O artista paulista Diego Cernohovsky, de 28 anos, iniciou no ano passo um projeto de ilustração retratando modelos reais de pênis. O projeto inusitado foi ganhado repercussão e reconhecimento por abordar além da estética, os medos e as angústias dos personagens, que na maioria das vezes, se viam suscetíveis a uma sociedade falocêntrica e altamente erotizada.

Com um trabalho sempre voltado para a expressão corporal, Diego convidou seus amigos para participarem do projeto, ainda de forma despretensiosa. “Todos os amigos que convidei toparam participar, inclusive meus ex namorados.

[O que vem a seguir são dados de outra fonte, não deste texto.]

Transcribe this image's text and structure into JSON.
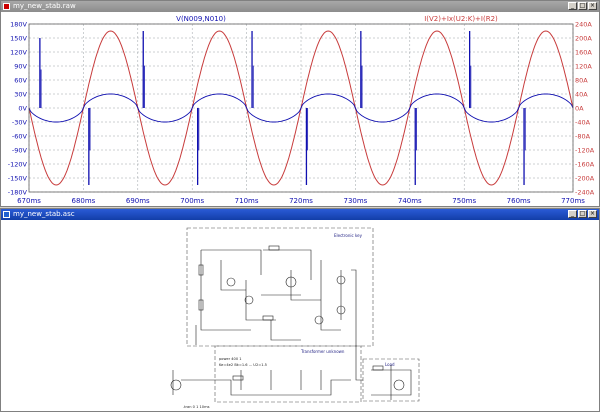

Quando comecei a compartilhar os desenhos através das redes sociais, rapazes do mundo inteiro começaram a surgir querendo ser desenhados”, afirma.

No final de 2015 veio a conta do Instagram, que chegou a ter 7000 seguidores e era o principal meio de compartilhamento do projeto, mas foi apagada por conta das denúncias, que o levou a repensar o formato do trabalho. O projeto inicial, hoje publicado pela página do artista pelo Facebook conta com 118 ilustrações de pênis, e 11 de vaginas.

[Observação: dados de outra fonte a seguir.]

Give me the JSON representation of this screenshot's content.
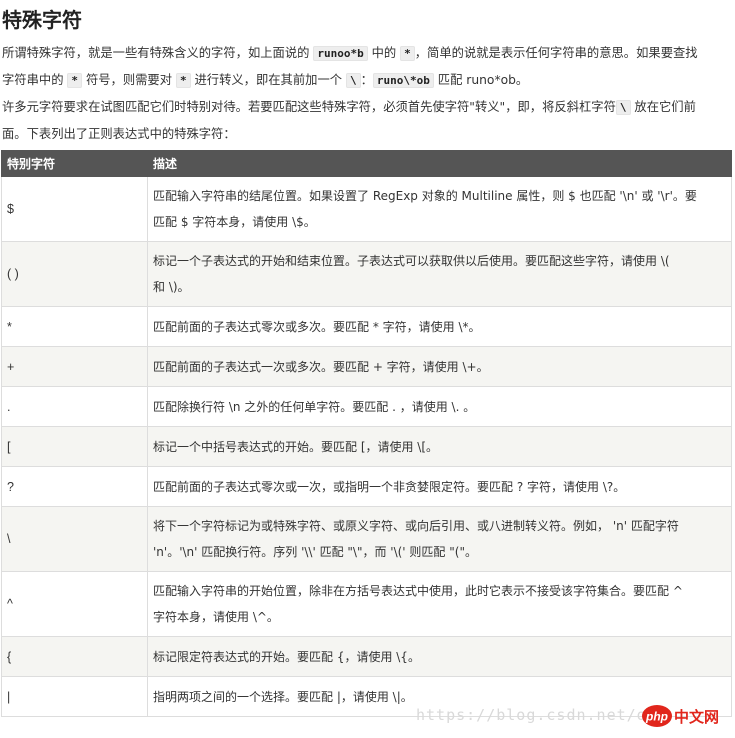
{
  "title": "特殊字符",
  "intro": {
    "p1_line1_a": "所谓特殊字符，就是一些有特殊含义的字符，如上面说的 ",
    "p1_code1": "runoo*b",
    "p1_line1_b": " 中的 ",
    "p1_code2": "*",
    "p1_line1_c": "，简单的说就是表示任何字符串的意思。如果要查找",
    "p1_line2_a": "字符串中的 ",
    "p1_code3": "*",
    "p1_line2_b": " 符号，则需要对 ",
    "p1_code4": "*",
    "p1_line2_c": " 进行转义，即在其前加一个 ",
    "p1_code5": "\\",
    "p1_line2_d": "：",
    "p1_code6": "runo\\*ob",
    "p1_line2_e": " 匹配 runo*ob。",
    "p2_line1_a": "许多元字符要求在试图匹配它们时特别对待。若要匹配这些特殊字符，必须首先使字符\"转义\"，即，将反斜杠字符",
    "p2_code1": "\\",
    "p2_line1_b": " 放在它们前",
    "p2_line2": "面。下表列出了正则表达式中的特殊字符："
  },
  "table": {
    "headers": [
      "特别字符",
      "描述"
    ],
    "rows": [
      {
        "char": "$",
        "desc": [
          "匹配输入字符串的结尾位置。如果设置了 RegExp 对象的 Multiline 属性，则 $ 也匹配 '\\n' 或 '\\r'。要",
          "匹配 $ 字符本身，请使用 \\$。"
        ]
      },
      {
        "char": "( )",
        "desc": [
          "标记一个子表达式的开始和结束位置。子表达式可以获取供以后使用。要匹配这些字符，请使用 \\(",
          "和 \\)。"
        ]
      },
      {
        "char": "*",
        "desc": [
          "匹配前面的子表达式零次或多次。要匹配 * 字符，请使用 \\*。"
        ]
      },
      {
        "char": "+",
        "desc": [
          "匹配前面的子表达式一次或多次。要匹配 + 字符，请使用 \\+。"
        ]
      },
      {
        "char": ".",
        "desc": [
          "匹配除换行符 \\n 之外的任何单字符。要匹配 . ，请使用 \\. 。"
        ]
      },
      {
        "char": "[",
        "desc": [
          "标记一个中括号表达式的开始。要匹配 [，请使用 \\[。"
        ]
      },
      {
        "char": "?",
        "desc": [
          "匹配前面的子表达式零次或一次，或指明一个非贪婪限定符。要匹配 ? 字符，请使用 \\?。"
        ]
      },
      {
        "char": "\\",
        "desc": [
          "将下一个字符标记为或特殊字符、或原义字符、或向后引用、或八进制转义符。例如， 'n' 匹配字符",
          "'n'。'\\n' 匹配换行符。序列 '\\\\' 匹配 \"\\\"，而 '\\(' 则匹配 \"(\"。"
        ]
      },
      {
        "char": "^",
        "desc": [
          "匹配输入字符串的开始位置，除非在方括号表达式中使用，此时它表示不接受该字符集合。要匹配 ^",
          "字符本身，请使用 \\^。"
        ]
      },
      {
        "char": "{",
        "desc": [
          "标记限定符表达式的开始。要匹配 {，请使用 \\{。"
        ]
      },
      {
        "char": "|",
        "desc": [
          "指明两项之间的一个选择。要匹配 |，请使用 \\|。"
        ]
      }
    ]
  },
  "watermark": "https://blog.csdn.net/o",
  "logo": {
    "php_text": "php",
    "cn_text": "中文网",
    "accent_color": "#e1261c"
  },
  "colors": {
    "header_bg": "#555555",
    "row_alt_bg": "#f5f5f2",
    "border": "#dddddd",
    "code_bg": "#eeeeee"
  }
}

“Ao analisar as nudes pendentes, percebi que quase sempre elas vinham acompanhadas de um depoimento onde as pessoas justificavam a importância de quererem fazer parte do conjunto de ilustrações, então decidi incluir tais depoimentos aos posts, tornando o projeto mais sensível e incluindo quem participasse de forma mais presente em toda a composição. Nesse momento incluí também a ilustração de vaginas, abrindo espaço para mulheres e homens trans”, explica o artista.

“A participação das vaginas no projeto também é um reflexo de minha orientação sexual. Sempre fui um rapaz misógino e demorei bastante tempo para me perceber dessa maneira. Os depoimentos que recebi de todas as garotas é de uma problemática tamanha e precisam, definitivamente, serem expostos mundo afora para que outros rapazes gays e héteros leiam e reflitam sobre o peso gigantesco que existe em torno de uma vagina”.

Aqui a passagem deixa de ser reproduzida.